At 1 atm of pressure a volume of 22 liters of N2 gas is passed in a closed system over a boat containing Hg liquid at 100°C. The flow of N2 is slow to allow the gas to become saturated with mercury. At 20°C and 1 atm, the nitrogen was found to contain 0.0647g of Hg. Calculate the vapor pressure of Hg at 100°C.

Homework Equations



Raoult's Law (Ideal Solution):
PHg = XHgHg

Ideal Gas Law:

PV = nRT

The Attempt at a Solution



My endgame here is to use Raoult's Law to calculate the partial pressure of mercury. To do that, though, I will need the mole fraction XHg and the pressure the mercury would exert if it were alone in the container P°Hg. As far as the latter goes, I suspect I can use the ideal gas law to calculate the pressure of mercury when nitrogen is not involved.

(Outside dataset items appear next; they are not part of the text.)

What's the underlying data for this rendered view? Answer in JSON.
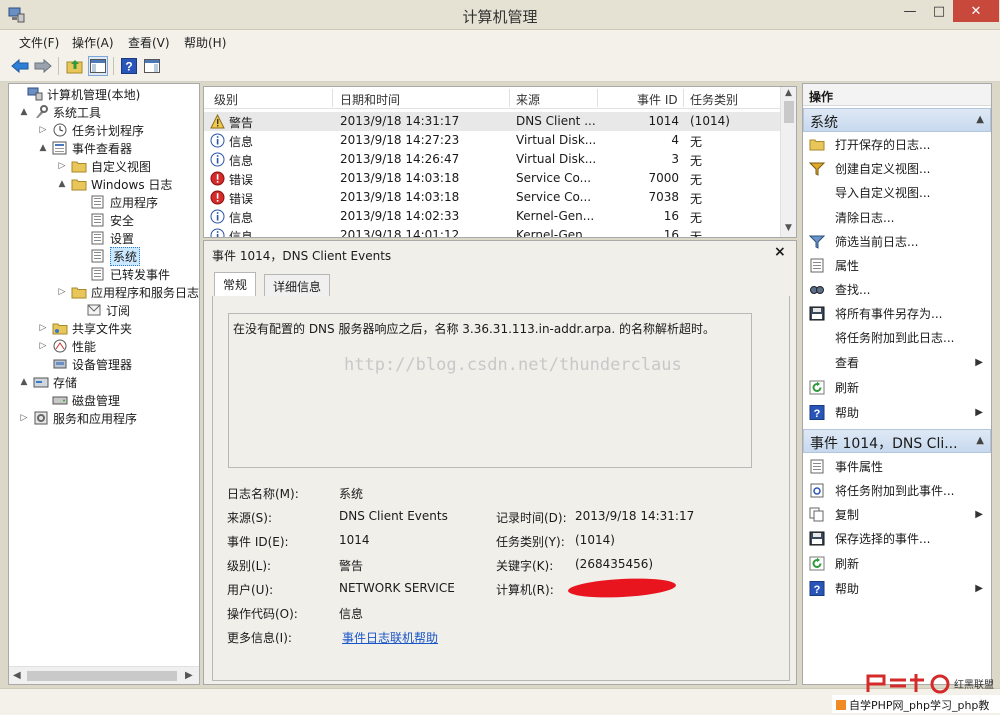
{
  "window": {
    "title": "计算机管理"
  },
  "menu": [
    "文件(F)",
    "操作(A)",
    "查看(V)",
    "帮助(H)"
  ],
  "tree": [
    {
      "label": "计算机管理(本地)",
      "icon": "computer-mgmt-icon",
      "exp": ""
    },
    {
      "label": "系统工具",
      "icon": "tools-icon",
      "exp": "▲"
    },
    {
      "label": "任务计划程序",
      "icon": "clock-icon",
      "exp": "▷"
    },
    {
      "label": "事件查看器",
      "icon": "event-viewer-icon",
      "exp": "▲"
    },
    {
      "label": "自定义视图",
      "icon": "folder-icon",
      "exp": "▷"
    },
    {
      "label": "Windows 日志",
      "icon": "folder-icon",
      "exp": "▲"
    },
    {
      "label": "应用程序",
      "icon": "log-icon",
      "exp": ""
    },
    {
      "label": "安全",
      "icon": "log-icon",
      "exp": ""
    },
    {
      "label": "设置",
      "icon": "log-icon",
      "exp": ""
    },
    {
      "label": "系统",
      "icon": "log-icon",
      "exp": ""
    },
    {
      "label": "已转发事件",
      "icon": "log-icon",
      "exp": ""
    },
    {
      "label": "应用程序和服务日志",
      "icon": "folder-icon",
      "exp": "▷"
    },
    {
      "label": "订阅",
      "icon": "subscription-icon",
      "exp": ""
    },
    {
      "label": "共享文件夹",
      "icon": "shared-folder-icon",
      "exp": "▷"
    },
    {
      "label": "性能",
      "icon": "performance-icon",
      "exp": "▷"
    },
    {
      "label": "设备管理器",
      "icon": "device-manager-icon",
      "exp": ""
    },
    {
      "label": "存储",
      "icon": "storage-icon",
      "exp": "▲"
    },
    {
      "label": "磁盘管理",
      "icon": "disk-icon",
      "exp": ""
    },
    {
      "label": "服务和应用程序",
      "icon": "services-icon",
      "exp": "▷"
    }
  ],
  "events": {
    "columns": [
      "级别",
      "日期和时间",
      "来源",
      "事件 ID",
      "任务类别"
    ],
    "rows": [
      {
        "level": "警告",
        "type": "warning",
        "datetime": "2013/9/18 14:31:17",
        "source": "DNS Client ...",
        "id": "1014",
        "category": "(1014)"
      },
      {
        "level": "信息",
        "type": "info",
        "datetime": "2013/9/18 14:27:23",
        "source": "Virtual Disk...",
        "id": "4",
        "category": "无"
      },
      {
        "level": "信息",
        "type": "info",
        "datetime": "2013/9/18 14:26:47",
        "source": "Virtual Disk...",
        "id": "3",
        "category": "无"
      },
      {
        "level": "错误",
        "type": "error",
        "datetime": "2013/9/18 14:03:18",
        "source": "Service Co...",
        "id": "7000",
        "category": "无"
      },
      {
        "level": "错误",
        "type": "error",
        "datetime": "2013/9/18 14:03:18",
        "source": "Service Co...",
        "id": "7038",
        "category": "无"
      },
      {
        "level": "信息",
        "type": "info",
        "datetime": "2013/9/18 14:02:33",
        "source": "Kernel-Gen...",
        "id": "16",
        "category": "无"
      },
      {
        "level": "信息",
        "type": "info",
        "datetime": "2013/9/18 14:01:12",
        "source": "Kernel-Gen...",
        "id": "16",
        "category": "无"
      }
    ]
  },
  "detail": {
    "title": "事件 1014，DNS Client Events",
    "close": "×",
    "tabs": [
      "常规",
      "详细信息"
    ],
    "description": "在没有配置的 DNS 服务器响应之后，名称 3.36.31.113.in-addr.arpa. 的名称解析超时。",
    "watermark": "http://blog.csdn.net/thunderclaus",
    "fields": {
      "log_name_label": "日志名称(M):",
      "log_name": "系统",
      "source_label": "来源(S):",
      "source": "DNS Client Events",
      "logged_label": "记录时间(D):",
      "logged": "2013/9/18 14:31:17",
      "event_id_label": "事件 ID(E):",
      "event_id": "1014",
      "task_label": "任务类别(Y):",
      "task": "(1014)",
      "level_label": "级别(L):",
      "level": "警告",
      "keywords_label": "关键字(K):",
      "keywords": "(268435456)",
      "user_label": "用户(U):",
      "user": "NETWORK SERVICE",
      "computer_label": "计算机(R):",
      "opcode_label": "操作代码(O):",
      "opcode": "信息",
      "more_info_label": "更多信息(I):",
      "more_info_link": "事件日志联机帮助"
    }
  },
  "actions": {
    "title": "操作",
    "section1": "系统",
    "items1": [
      {
        "label": "打开保存的日志...",
        "icon": "open-log-icon",
        "arrow": ""
      },
      {
        "label": "创建自定义视图...",
        "icon": "filter-icon",
        "arrow": ""
      },
      {
        "label": "导入自定义视图...",
        "icon": "",
        "arrow": ""
      },
      {
        "label": "清除日志...",
        "icon": "",
        "arrow": ""
      },
      {
        "label": "筛选当前日志...",
        "icon": "filter-icon",
        "arrow": ""
      },
      {
        "label": "属性",
        "icon": "properties-icon",
        "arrow": ""
      },
      {
        "label": "查找...",
        "icon": "find-icon",
        "arrow": ""
      },
      {
        "label": "将所有事件另存为...",
        "icon": "save-icon",
        "arrow": ""
      },
      {
        "label": "将任务附加到此日志...",
        "icon": "",
        "arrow": ""
      },
      {
        "label": "查看",
        "icon": "",
        "arrow": "▶"
      },
      {
        "label": "刷新",
        "icon": "refresh-icon",
        "arrow": ""
      },
      {
        "label": "帮助",
        "icon": "help-icon",
        "arrow": "▶"
      }
    ],
    "section2": "事件 1014，DNS Cli...",
    "items2": [
      {
        "label": "事件属性",
        "icon": "properties-icon",
        "arrow": ""
      },
      {
        "label": "将任务附加到此事件...",
        "icon": "attach-icon",
        "arrow": ""
      },
      {
        "label": "复制",
        "icon": "copy-icon",
        "arrow": "▶"
      },
      {
        "label": "保存选择的事件...",
        "icon": "save-icon",
        "arrow": ""
      },
      {
        "label": "刷新",
        "icon": "refresh-icon",
        "arrow": ""
      },
      {
        "label": "帮助",
        "icon": "help-icon",
        "arrow": "▶"
      }
    ]
  },
  "stamp": {
    "brand": "红黑联盟",
    "caption": "自学PHP网_php学习_php教"
  }
}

This is where I run into problems. I'm not sure how to synthesize the information given into the information I need. I could calculate a mole fraction for the system at 20°C, again via the ideal gas law, but I'm not sure how I can relate this to either P°Hg or XHg for the same system at 100°C.

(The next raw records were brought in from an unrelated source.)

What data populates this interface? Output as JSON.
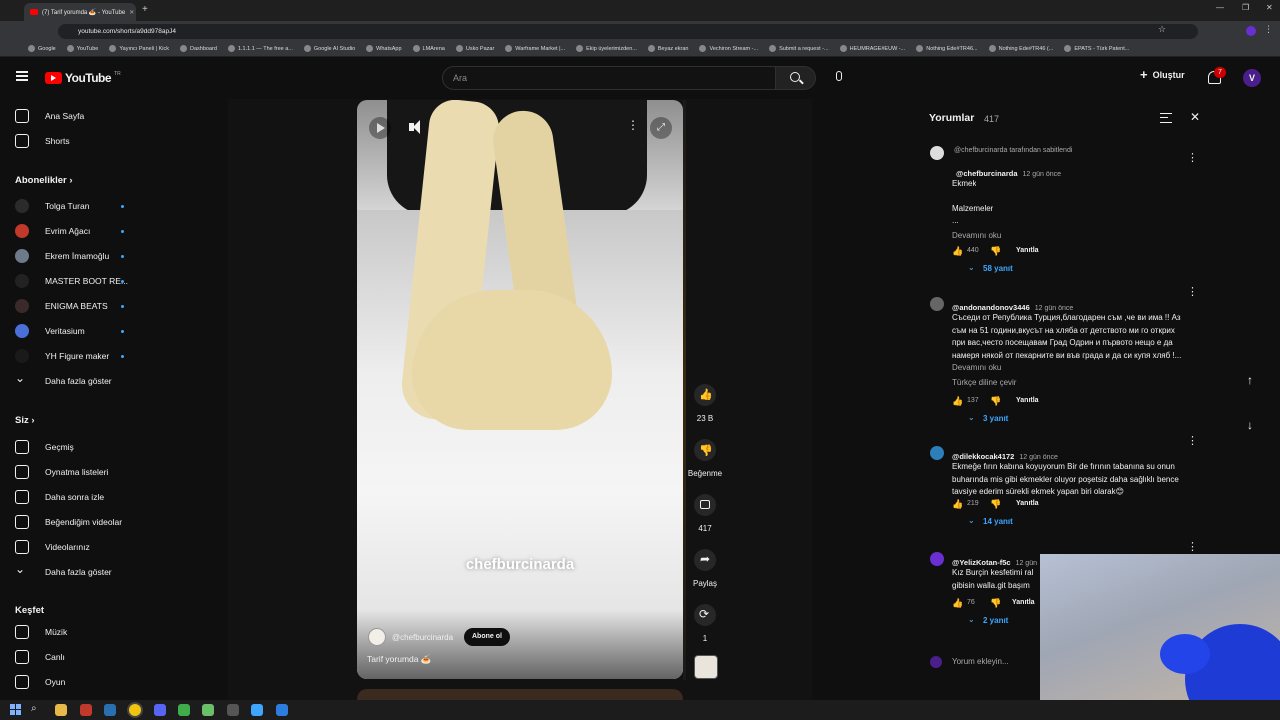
{
  "browser": {
    "tab_title": "(7) Tarif yorumda 🍝 - YouTube",
    "url": "youtube.com/shorts/a9dd978apJ4",
    "bookmarks": [
      "Google",
      "YouTube",
      "Yayıncı Paneli | Kick",
      "Dashboard",
      "1.1.1.1 — The free a...",
      "Google AI Studio",
      "WhatsApp",
      "LMArena",
      "Usko Pazar",
      "Warframe Market |...",
      "Ekip üyelerimizden...",
      "Beyaz ekran",
      "Vechiron Stream -...",
      "Submit a request -...",
      "HEUMRAGE#EUW -...",
      "Nothing Ede#TR46...",
      "Nothing Ede#TR46 (...",
      "EPATS - Türk Patent..."
    ]
  },
  "header": {
    "logo": "YouTube",
    "logo_region": "TR",
    "search_placeholder": "Ara",
    "create_label": "Oluştur",
    "notifications_count": "7",
    "avatar_letter": "V"
  },
  "sidebar": {
    "main": [
      {
        "label": "Ana Sayfa",
        "icon": "home-icon"
      },
      {
        "label": "Shorts",
        "icon": "shorts-icon"
      }
    ],
    "subs_title": "Abonelikler",
    "subs": [
      {
        "label": "Tolga Turan",
        "color": "#2b2b2b"
      },
      {
        "label": "Evrim Ağacı",
        "color": "#c0392b"
      },
      {
        "label": "Ekrem İmamoğlu",
        "color": "#6d7a8a"
      },
      {
        "label": "MASTER BOOT RE...",
        "color": "#222222"
      },
      {
        "label": "ENIGMA BEATS",
        "color": "#3a2a2a"
      },
      {
        "label": "Veritasium",
        "color": "#4a6fd8"
      },
      {
        "label": "YH Figure maker",
        "color": "#1a1a1a"
      }
    ],
    "subs_more": "Daha fazla göster",
    "you_title": "Siz",
    "you": [
      {
        "label": "Geçmiş",
        "icon": "history-icon"
      },
      {
        "label": "Oynatma listeleri",
        "icon": "playlist-icon"
      },
      {
        "label": "Daha sonra izle",
        "icon": "clock-icon"
      },
      {
        "label": "Beğendiğim videolar",
        "icon": "like-icon"
      },
      {
        "label": "Videolarınız",
        "icon": "video-icon"
      }
    ],
    "you_more": "Daha fazla göster",
    "explore_title": "Keşfet",
    "explore": [
      {
        "label": "Müzik",
        "icon": "music-icon"
      },
      {
        "label": "Canlı",
        "icon": "live-icon"
      },
      {
        "label": "Oyun",
        "icon": "gaming-icon"
      }
    ]
  },
  "short": {
    "watermark": "chefburcinarda",
    "channel": "@chefburcinarda",
    "subscribe_label": "Abone ol",
    "title": "Tarif yorumda 🍝",
    "likes": "23 B",
    "dislike_label": "Beğenme",
    "comments": "417",
    "share_label": "Paylaş",
    "remix_count": "1"
  },
  "comments": {
    "title": "Yorumlar",
    "count": "417",
    "pinned_note": "@chefburcinarda tarafından sabitlendi",
    "add_placeholder": "Yorum ekleyin...",
    "items": [
      {
        "author": "@chefburcinarda",
        "time": "12 gün önce",
        "lines": [
          "Ekmek",
          "",
          "Malzemeler",
          "..."
        ],
        "read_more": "Devamını oku",
        "likes": "440",
        "reply": "Yanıtla",
        "replies": "58 yanıt"
      },
      {
        "author": "@andonandonov3446",
        "time": "12 gün önce",
        "lines": [
          "Съседи от Република Турция,благодарен съм ,че ви има !! Аз",
          "съм на 51 години,вкусът на хляба от детството ми го открих",
          "при вас,често посещавам Град Одрин и първото нещо е да",
          "намеря някой от пекарните ви във града и да си купя хляб !..."
        ],
        "read_more": "Devamını oku",
        "translate": "Türkçe diline çevir",
        "likes": "137",
        "reply": "Yanıtla",
        "replies": "3 yanıt"
      },
      {
        "author": "@dilekkocak4172",
        "time": "12 gün önce",
        "lines": [
          "Ekmeğe fırın kabına koyuyorum Bir de fırının tabanına su onun",
          "buharında mis gibi ekmekler oluyor poşetsiz daha sağlıklı bence",
          "tavsiye ederim sürekli ekmek yapan biri olarak😊"
        ],
        "likes": "219",
        "reply": "Yanıtla",
        "replies": "14 yanıt"
      },
      {
        "author": "@YelizKotan-f5c",
        "time": "12 gün",
        "lines": [
          "Kız Burçin kesfetimi ral",
          "gibisin walla.git başım"
        ],
        "likes": "76",
        "reply": "Yanıtla",
        "replies": "2 yanıt"
      }
    ]
  }
}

Any insight anyone can provide would be incredibly helpful and greatly appreciated.
 
  • #2
I think that the problem statement meant to say that 0.0647 gm of mercury condensed out of the N2 when the gas was cooled to 20 C. I also think it is safe to say that this was virtually all the Hg that had evaporated into the 22 liters of N2 (assuming that the Hg vapor pressure to 20 C is much lower than the vapor pressure at 100C). How many moles of Hg condensed? How many moles of N2 were in the mixture (it should be on the order of 1 mole)? What was the mole fraction of Hg in the gas phase when it got saturated with Hg at 100C? Treating the gas phase as an ideal gas, what was the vapor pressure of Hg at 100C?
 
  • #3
Okay. I think this was the missing link I needed. Let me make sure though:

nHg = mHg/MHg, where MHg is the atomic mass of mercury, 200.59 g/mol

nHg = 3.23 x 10-4 mol

The number of moles of nitrogen can be calculated using the ideal gas law:

nN2 = [itex]\frac{PV}{RT}[/itex] = 0.718 mol, with P = 1 atm, V = 22 L, T = 373 K.

I think you were right about the number of moles being ≈1, but because these are not exactly STP conditions, we get a number that is slightly lower.

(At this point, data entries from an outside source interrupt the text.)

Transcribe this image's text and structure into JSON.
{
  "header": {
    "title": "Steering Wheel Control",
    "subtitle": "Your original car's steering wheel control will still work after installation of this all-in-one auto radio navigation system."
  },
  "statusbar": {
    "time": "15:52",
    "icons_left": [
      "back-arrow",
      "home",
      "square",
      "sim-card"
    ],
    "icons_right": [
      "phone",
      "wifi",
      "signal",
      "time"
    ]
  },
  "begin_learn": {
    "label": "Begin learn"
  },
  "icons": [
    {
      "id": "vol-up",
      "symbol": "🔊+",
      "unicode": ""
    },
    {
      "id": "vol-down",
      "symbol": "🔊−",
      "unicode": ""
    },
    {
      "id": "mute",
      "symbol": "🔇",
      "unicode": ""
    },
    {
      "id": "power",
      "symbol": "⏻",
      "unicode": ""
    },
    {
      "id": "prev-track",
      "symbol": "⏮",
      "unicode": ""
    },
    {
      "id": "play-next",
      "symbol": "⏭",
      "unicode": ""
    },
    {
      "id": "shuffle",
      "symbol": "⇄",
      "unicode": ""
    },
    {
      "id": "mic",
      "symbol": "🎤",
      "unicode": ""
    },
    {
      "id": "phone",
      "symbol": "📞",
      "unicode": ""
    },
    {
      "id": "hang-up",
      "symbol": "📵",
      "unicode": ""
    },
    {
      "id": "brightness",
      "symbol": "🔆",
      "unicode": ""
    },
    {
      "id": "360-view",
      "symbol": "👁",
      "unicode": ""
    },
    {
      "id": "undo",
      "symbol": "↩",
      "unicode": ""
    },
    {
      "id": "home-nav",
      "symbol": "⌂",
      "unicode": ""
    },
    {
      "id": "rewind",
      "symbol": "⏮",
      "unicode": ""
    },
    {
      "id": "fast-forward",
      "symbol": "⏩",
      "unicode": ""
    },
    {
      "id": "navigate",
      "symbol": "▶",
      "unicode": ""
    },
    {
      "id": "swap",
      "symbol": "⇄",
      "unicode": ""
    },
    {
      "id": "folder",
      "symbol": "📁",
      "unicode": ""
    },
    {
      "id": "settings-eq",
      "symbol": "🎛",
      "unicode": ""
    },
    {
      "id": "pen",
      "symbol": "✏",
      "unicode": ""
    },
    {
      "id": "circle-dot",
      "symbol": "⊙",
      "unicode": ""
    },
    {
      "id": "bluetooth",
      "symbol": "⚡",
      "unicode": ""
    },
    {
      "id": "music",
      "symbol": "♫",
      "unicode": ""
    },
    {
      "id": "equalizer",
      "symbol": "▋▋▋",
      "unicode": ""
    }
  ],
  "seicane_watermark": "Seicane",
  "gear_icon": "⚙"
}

From here, the mole fraction XHg is trivial to calculate. The pressure of Hg in its own container P°Hg is given again by the ideal gas law, using the above nHg, T, and V from previous calculations. Then the partial pressure PHg is just a matter of using Raoult's Law:

PHg = XHgHg

I got PHg = 2.015 x 10-7 atm. Is this correct?

Thank you so much for your assistance with this problem.
 
  • #4
Okay. I think this was the missing link I needed. Let me make sure though:

nHg = mHg/MHg, where MHg is the atomic mass of mercury, 200.59 g/mol

nHg = 3.23 x 10-4 mol

The number of moles of nitrogen can be calculated using the ideal gas law:

nN2 = [itex]\frac{PV}{RT}[/itex] = 0.718 mol, with P = 1 atm, V = 22 L, T = 373 K.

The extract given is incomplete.